November 16, 2022
JAKARTA – Business initiatives conducted throughout the year under the Group of 20 framework have culminated in a series of investment agreements presented at the Business 20 (B20) Summit on Monday.
In his closing remarks at the B20 Summit, President Joko “Jokowi” Widodo assured forum participants that Indonesia was on track to carry out its “grand strategy” of downstream industry development and green energy investment.
The B20 Summit this year gathered more than 2,000 attendees from 65 countries, with more than 1,500 firms represented at the forum.
Indonesia, for its part, has been working to refocus the country’s economy toward the production of value-added goods and clean power.
“I have said this many times before: We will be steadfast,” President Jokowi told forum participants.
In his statement, President Jokowi noted to Australian Prime Minister Anthony Albanese, who was also attending the closing session, that both countries possessed huge deposits of natural resources needed for electric vehicle (EV) batteries.
Jokowi explained that Indonesia had large reserves of nickel, while Australia had significant lithium deposits, putting the two countries in a strong position for EV cooperation.
According to data from the United States Geological Survey (USGS), Brazil and Russia rank third and fourth for nickel reserves with 16 million and 7.5 million tonnes, respectively, behind Indonesia and Australia, which each hold 21 million tonnes.
USGS data shows that Chile has the largest reserves of lithium with 9.2 million tonnes, followed by Australia with 5.7 million tonnes and Argentina with 2.2 million tonnes. Indonesia is not among the top holders of lithium reserves.
“Together [with Australia], we could implement downstreaming in Indonesia,” Jokowi continued.
The President also asked global business leaders to invest in Indonesian green energy, claiming there were 434 gigawatts in potential energy from sources including hydro, geothermal, solar and wind power.
Jokowi also pitched the North Kalimantan Green Industrial Park to investors. He said the government had allocated some 30,000 hectares for its development and that the nearby Kayan River could generate up to 13,000 megawatts of renewable electricity.
“This is an opportunity for investors to establish cooperation with Indonesia. Bring investment, bring technology, because to jointly build a green economy in Indonesia requires a lot of money,” Jokowi added.
Australia-based renewables firm Fortescue Future Industries chairman Andrew Forrest said his company “stood ready” to assist the country in turning its green energy potential into hydrogen power by using electrolyzers.
Such endeavors were more plausible today, he said, as the price of using these systems was one fifth of what it was two years ago. Forrest urged the government to “price” the country’s renewable energies.
“[This is] so we can compete successfully with oil and gas, and let’s turn Indonesia into a great green hydrogen exporter,” Forrest told forum participants on Sunday.
Investment Minister Bahlil Lahadalia said the G20 forum had been a game-changer for Indonesia and other developing countries, as developed nations within the G20 had agreed to a range of concessions they had previously held back on.

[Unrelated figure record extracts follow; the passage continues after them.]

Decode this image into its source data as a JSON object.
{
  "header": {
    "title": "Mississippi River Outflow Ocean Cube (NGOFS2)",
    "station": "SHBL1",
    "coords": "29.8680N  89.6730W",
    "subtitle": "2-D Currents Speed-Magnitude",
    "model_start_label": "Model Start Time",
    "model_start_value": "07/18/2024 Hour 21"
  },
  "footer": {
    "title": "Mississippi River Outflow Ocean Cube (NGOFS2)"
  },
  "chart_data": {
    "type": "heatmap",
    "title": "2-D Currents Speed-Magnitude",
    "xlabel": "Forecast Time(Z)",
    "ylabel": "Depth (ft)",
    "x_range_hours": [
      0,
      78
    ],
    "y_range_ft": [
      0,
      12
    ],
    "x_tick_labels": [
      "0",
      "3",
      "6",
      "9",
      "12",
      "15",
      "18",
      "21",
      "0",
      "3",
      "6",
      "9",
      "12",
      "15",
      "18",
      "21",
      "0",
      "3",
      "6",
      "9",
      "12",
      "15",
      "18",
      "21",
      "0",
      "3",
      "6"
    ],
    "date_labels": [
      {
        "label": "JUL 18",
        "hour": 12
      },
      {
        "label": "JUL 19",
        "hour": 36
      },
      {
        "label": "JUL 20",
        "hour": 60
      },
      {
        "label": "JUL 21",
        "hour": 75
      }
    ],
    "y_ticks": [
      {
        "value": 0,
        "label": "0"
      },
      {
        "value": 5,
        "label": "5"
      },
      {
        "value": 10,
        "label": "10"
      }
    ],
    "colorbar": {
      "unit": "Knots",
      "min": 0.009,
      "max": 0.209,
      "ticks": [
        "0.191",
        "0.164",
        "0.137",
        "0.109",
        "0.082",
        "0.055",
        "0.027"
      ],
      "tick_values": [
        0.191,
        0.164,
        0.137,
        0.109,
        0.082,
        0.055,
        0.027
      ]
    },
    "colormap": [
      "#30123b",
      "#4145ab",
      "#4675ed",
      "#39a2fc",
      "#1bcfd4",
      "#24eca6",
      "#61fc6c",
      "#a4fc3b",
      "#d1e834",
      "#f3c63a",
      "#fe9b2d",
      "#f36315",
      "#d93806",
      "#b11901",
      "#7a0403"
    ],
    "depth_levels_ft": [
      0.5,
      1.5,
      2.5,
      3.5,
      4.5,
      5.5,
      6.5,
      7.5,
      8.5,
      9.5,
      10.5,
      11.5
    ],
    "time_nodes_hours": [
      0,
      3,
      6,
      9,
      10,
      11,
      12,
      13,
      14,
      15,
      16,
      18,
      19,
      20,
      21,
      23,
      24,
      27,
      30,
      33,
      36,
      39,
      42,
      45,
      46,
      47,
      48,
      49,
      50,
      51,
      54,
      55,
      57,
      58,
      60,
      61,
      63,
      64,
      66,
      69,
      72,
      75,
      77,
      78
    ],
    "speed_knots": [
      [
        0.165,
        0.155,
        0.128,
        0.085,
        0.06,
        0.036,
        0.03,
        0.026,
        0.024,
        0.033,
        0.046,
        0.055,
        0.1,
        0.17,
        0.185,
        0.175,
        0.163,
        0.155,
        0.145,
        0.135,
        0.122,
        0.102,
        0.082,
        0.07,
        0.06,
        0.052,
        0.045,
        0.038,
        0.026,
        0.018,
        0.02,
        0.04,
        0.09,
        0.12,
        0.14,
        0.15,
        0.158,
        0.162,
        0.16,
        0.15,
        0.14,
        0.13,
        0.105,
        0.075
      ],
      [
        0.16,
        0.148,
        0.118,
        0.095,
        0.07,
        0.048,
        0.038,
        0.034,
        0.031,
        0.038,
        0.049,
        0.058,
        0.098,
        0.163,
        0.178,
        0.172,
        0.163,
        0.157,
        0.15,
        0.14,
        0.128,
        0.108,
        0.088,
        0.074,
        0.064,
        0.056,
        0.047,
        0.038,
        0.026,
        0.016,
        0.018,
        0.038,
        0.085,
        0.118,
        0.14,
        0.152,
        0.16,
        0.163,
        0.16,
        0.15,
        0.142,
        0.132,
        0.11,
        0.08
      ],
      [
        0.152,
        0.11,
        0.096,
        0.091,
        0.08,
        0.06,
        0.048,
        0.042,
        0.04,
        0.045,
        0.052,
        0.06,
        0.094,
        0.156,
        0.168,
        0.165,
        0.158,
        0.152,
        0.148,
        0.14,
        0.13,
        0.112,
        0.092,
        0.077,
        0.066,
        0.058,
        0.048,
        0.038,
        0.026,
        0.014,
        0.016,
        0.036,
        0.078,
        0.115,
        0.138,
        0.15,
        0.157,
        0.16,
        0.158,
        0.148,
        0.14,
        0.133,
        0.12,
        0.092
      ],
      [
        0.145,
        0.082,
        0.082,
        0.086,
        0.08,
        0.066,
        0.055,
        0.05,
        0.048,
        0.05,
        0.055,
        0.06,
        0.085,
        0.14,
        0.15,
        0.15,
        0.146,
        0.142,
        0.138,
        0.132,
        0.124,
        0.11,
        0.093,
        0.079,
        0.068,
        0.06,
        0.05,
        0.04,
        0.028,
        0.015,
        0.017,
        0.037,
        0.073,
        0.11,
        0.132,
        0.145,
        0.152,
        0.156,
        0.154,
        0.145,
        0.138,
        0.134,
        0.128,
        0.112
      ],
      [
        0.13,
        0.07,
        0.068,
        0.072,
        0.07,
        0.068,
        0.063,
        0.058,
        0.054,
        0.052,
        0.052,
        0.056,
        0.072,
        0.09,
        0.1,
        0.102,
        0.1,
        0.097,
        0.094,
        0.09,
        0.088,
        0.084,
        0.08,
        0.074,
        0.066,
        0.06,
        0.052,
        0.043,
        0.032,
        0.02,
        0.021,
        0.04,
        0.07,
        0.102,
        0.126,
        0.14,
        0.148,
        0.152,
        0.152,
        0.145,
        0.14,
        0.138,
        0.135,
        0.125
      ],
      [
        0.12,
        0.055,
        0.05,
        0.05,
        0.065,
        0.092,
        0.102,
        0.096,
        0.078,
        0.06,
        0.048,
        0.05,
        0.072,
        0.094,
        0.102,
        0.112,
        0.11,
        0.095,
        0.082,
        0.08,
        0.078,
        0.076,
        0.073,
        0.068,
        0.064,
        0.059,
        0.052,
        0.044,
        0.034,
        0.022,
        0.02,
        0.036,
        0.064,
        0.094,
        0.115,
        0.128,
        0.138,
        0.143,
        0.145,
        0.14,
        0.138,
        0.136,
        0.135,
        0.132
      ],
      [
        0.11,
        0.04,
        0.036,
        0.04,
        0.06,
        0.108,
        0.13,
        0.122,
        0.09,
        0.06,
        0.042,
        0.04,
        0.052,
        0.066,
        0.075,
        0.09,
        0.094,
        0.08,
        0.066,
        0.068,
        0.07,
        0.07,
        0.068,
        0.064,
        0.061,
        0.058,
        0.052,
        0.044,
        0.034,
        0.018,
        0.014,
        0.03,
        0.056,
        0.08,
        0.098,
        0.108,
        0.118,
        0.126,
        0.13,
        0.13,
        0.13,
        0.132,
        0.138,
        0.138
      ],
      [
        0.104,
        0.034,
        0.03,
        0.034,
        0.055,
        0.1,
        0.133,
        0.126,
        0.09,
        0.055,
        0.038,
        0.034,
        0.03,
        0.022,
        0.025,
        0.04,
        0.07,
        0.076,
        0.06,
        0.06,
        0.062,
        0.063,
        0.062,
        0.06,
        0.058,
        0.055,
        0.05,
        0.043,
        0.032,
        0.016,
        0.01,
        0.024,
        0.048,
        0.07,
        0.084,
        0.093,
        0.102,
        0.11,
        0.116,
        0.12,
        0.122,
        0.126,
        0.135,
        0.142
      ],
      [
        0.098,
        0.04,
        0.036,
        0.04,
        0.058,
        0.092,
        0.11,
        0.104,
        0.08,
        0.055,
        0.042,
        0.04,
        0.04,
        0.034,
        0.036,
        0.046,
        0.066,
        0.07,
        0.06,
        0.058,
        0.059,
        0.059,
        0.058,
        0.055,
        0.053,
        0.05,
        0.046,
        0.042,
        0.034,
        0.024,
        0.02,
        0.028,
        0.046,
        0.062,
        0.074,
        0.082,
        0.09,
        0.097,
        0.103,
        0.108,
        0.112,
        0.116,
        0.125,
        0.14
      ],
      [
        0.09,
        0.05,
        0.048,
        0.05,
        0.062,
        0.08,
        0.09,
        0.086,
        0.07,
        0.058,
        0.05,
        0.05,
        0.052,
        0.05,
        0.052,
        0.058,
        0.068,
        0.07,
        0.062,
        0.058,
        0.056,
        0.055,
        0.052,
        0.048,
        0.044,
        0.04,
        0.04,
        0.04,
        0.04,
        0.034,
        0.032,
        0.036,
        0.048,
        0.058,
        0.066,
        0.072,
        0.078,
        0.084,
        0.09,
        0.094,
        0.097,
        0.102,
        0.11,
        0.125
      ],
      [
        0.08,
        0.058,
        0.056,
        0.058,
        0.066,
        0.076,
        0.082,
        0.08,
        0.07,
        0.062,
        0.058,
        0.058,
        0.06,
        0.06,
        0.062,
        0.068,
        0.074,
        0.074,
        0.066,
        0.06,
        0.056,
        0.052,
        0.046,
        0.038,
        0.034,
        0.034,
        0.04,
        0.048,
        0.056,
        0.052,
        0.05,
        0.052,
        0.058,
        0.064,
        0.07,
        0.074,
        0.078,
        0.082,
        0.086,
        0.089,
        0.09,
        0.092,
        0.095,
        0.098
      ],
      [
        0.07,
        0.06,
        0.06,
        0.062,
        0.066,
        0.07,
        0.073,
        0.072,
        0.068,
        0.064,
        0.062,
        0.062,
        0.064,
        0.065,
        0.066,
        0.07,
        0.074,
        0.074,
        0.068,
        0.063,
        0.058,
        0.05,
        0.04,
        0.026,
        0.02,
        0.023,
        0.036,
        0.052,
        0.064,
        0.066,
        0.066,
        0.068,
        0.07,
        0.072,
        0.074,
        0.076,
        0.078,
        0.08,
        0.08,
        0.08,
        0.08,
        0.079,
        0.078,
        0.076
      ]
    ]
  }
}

Developed countries agreed that all countries had the right to pursue downstream industrialization, he said, whereas previously some countries had preferred for emerging economies to remain raw material exporters so that the developed countries could maintain their competitive advantage.
The Bali Compendium introduced by Indonesia in the course of its G20 presidency is based on the premise that no one-size-fits-all solution exists for investment. The compendium, according to the government’s official explanation of the initiative, “presents a range of options for policymakers looking to promote sustainable investment [and] facilitate the sharing of experiences and policy practices”.
“We really struggle on this one, so we ask for assistance from developing countries within the G20, such as Argentina, Brazil, South Africa and India, because all of us possess natural resources,” Bahlil told reporters on Sunday.
He said several developed countries had also agreed to involve micro, small and medium enterprises (MSMEs) and the local population in investment projects, while these countries had previously objected to state intervention and preferred free-market mechanisms.
Agreements on equitable green investment had also been reached, he said, while previously the so-called global south had only received one fifth of the worldwide investment in the development of renewable energy.
However, member states failed to reach a compromise on the issue of unequal carbon pricing, Bahlil said, noting that the price in emerging markets ranged from US$20 to $30 per tonne, compared to around $100 per tonne in developed countries.
“After I took part in and understood the process, I learned that [the G20] is a very influential forum that could affect global policy,” Bahlil concluded.